How to split pages to new documents

mongooseBob · August 14, 2012, 5:51am

Hi there,

We are evaluating ASPOSE word to solve an issue we have where we need to be able to
a) Load up a .doc file
b) create a new file for each page in this .doc file
c) save the new one page doc as a .docx

This will be running as a windows service, using .net 4.0.

Are there any examples of doing this that you have, if indeed such a thing can be done with ASPOSE?

Many thanks

alexey.noskov · August 14, 2012, 11:52am

Hi
Thanks for your request. Unfortunately, there is no direct way to find where page starts or ends. MS Word document is flow document and does not contain any information about its layout into lines and pages. So there is no way to determine where page starts or ends using Aspose.Words.
However, as a workaround you can try using PageNumberFinder class suggested by Adam in this thread:
https://forum.aspose.com/t/58199
Best regards,

wuyanlin · January 10, 2013, 12:01am

Hi there,

I notice this split document topic which posted year age, and wonder if there is a solution for splitting requirement?
In another word, is it possible to split pages by page number, keep the format of each page as the source page, and save them as MS word files now?

I have found a similar solution in forums here.
But I dont know how to achieve my requirment.

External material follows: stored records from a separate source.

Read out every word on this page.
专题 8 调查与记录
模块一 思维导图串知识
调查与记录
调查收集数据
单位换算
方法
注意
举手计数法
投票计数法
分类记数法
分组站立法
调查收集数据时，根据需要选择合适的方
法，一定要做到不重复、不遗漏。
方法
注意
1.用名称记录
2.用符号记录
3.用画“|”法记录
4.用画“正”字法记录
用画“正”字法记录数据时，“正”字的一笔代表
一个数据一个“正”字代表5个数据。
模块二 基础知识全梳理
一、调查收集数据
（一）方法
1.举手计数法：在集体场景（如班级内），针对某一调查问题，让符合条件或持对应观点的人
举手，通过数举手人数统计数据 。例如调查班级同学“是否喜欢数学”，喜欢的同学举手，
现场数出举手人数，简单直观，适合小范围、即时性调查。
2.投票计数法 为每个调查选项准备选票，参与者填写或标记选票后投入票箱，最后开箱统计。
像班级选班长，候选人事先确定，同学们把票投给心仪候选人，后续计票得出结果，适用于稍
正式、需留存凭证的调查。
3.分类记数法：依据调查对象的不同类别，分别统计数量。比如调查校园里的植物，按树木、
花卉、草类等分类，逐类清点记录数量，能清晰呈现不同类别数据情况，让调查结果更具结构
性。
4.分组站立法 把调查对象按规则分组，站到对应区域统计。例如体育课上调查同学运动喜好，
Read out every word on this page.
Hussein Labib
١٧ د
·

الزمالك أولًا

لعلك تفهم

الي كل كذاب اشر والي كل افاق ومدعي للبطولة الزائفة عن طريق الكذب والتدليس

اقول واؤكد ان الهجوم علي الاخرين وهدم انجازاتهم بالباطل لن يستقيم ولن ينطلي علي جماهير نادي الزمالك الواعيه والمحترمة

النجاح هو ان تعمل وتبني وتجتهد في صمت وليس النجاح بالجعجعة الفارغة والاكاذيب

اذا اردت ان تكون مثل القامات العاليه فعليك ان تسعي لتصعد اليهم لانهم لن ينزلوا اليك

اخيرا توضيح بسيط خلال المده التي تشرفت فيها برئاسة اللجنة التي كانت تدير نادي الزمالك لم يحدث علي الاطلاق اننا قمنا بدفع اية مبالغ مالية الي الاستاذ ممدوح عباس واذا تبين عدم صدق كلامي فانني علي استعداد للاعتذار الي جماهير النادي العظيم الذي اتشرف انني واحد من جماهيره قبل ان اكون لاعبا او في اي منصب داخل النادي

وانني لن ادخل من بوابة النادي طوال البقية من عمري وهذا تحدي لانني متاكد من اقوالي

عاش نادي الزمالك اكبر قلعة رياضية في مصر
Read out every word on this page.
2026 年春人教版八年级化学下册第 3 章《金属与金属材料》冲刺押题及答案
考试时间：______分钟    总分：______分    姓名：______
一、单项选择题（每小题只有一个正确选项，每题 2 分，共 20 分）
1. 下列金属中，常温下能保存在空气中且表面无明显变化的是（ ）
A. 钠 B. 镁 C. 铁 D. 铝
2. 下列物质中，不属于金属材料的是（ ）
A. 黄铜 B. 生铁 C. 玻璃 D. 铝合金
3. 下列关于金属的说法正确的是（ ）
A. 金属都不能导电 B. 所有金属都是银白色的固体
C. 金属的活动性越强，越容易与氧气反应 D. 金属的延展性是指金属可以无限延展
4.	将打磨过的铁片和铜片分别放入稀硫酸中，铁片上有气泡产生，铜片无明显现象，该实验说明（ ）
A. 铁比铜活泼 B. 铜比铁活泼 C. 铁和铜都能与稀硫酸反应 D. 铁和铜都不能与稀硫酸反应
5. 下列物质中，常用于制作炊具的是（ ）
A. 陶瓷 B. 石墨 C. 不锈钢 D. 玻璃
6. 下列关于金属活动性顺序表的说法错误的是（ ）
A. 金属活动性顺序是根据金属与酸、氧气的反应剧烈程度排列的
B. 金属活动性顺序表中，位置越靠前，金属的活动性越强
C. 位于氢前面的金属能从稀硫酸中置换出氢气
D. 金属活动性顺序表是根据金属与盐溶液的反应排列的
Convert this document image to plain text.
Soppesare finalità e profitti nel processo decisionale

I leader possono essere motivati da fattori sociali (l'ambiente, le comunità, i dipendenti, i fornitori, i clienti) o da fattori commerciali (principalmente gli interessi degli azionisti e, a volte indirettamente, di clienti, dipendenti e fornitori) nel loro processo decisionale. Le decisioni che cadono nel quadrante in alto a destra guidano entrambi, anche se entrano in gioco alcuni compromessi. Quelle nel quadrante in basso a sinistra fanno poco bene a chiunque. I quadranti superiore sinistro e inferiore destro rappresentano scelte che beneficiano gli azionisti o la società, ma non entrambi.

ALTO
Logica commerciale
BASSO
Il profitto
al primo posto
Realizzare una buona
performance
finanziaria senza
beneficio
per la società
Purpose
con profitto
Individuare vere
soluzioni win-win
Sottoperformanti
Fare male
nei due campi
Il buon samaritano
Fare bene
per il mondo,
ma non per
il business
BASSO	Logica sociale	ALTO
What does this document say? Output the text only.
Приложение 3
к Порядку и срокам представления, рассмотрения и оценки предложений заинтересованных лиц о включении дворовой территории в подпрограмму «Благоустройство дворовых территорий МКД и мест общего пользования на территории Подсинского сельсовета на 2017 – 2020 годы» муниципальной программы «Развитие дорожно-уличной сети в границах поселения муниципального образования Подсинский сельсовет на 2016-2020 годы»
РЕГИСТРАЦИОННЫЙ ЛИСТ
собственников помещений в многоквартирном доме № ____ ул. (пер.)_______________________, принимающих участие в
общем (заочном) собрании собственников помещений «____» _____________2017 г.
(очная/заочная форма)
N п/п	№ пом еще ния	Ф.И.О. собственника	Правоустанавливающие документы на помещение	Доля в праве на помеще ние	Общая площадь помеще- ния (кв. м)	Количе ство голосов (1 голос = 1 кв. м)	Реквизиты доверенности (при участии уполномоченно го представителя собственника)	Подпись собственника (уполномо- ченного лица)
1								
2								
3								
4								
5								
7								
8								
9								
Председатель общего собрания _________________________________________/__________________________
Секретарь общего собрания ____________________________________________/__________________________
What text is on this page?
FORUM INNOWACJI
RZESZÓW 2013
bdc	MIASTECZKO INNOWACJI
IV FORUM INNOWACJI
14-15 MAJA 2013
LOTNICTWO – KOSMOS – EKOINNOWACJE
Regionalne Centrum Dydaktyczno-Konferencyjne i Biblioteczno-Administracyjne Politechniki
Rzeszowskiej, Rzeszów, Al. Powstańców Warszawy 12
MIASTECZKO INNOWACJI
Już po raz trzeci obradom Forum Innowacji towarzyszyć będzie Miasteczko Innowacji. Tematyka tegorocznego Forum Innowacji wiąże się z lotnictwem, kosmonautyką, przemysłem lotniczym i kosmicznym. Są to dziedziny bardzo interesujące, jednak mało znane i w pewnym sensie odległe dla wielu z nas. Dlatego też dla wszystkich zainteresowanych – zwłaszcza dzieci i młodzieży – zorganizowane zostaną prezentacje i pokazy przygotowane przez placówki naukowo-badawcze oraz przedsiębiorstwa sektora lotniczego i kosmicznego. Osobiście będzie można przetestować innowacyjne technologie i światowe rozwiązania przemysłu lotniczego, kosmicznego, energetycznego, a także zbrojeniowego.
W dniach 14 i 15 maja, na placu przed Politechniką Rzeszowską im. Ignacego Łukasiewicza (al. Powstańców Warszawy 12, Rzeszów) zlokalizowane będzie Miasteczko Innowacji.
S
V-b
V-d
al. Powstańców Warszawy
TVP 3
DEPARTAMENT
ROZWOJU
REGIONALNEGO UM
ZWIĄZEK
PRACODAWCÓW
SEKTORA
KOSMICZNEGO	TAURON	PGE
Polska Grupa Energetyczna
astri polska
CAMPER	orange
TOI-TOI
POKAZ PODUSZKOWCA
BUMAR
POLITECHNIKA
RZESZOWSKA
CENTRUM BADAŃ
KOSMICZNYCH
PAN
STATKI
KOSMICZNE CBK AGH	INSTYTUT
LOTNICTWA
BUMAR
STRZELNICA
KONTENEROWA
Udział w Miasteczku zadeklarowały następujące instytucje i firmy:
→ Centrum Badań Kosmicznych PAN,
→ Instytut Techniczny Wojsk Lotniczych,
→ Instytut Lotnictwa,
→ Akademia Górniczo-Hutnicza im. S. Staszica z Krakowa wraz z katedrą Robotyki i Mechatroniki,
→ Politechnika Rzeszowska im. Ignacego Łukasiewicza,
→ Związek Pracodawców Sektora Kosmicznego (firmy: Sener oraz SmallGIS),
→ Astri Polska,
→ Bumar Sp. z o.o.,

Would you please give me a hand?

Thank you for your time.

tahir.manzoor · January 10, 2013, 5:10am

Hi Yanlin,

Thanks for your inquiry. Word document is flow document and does not contain any information about its layout into lines and pages. Therefore, technically there is no “Page” concept in Word document.

Aspose.Words uses our own Rendering Engine to layout documents into pages and we have plans to expose layout information. Your request has been linked to the appropriate feature. You will be notified as soon as this feature is supported.

In the mean time you can try using the PageFinder code, please see the attachment. Using this code you can extract only the nodes in the page range you want. Please see the code below.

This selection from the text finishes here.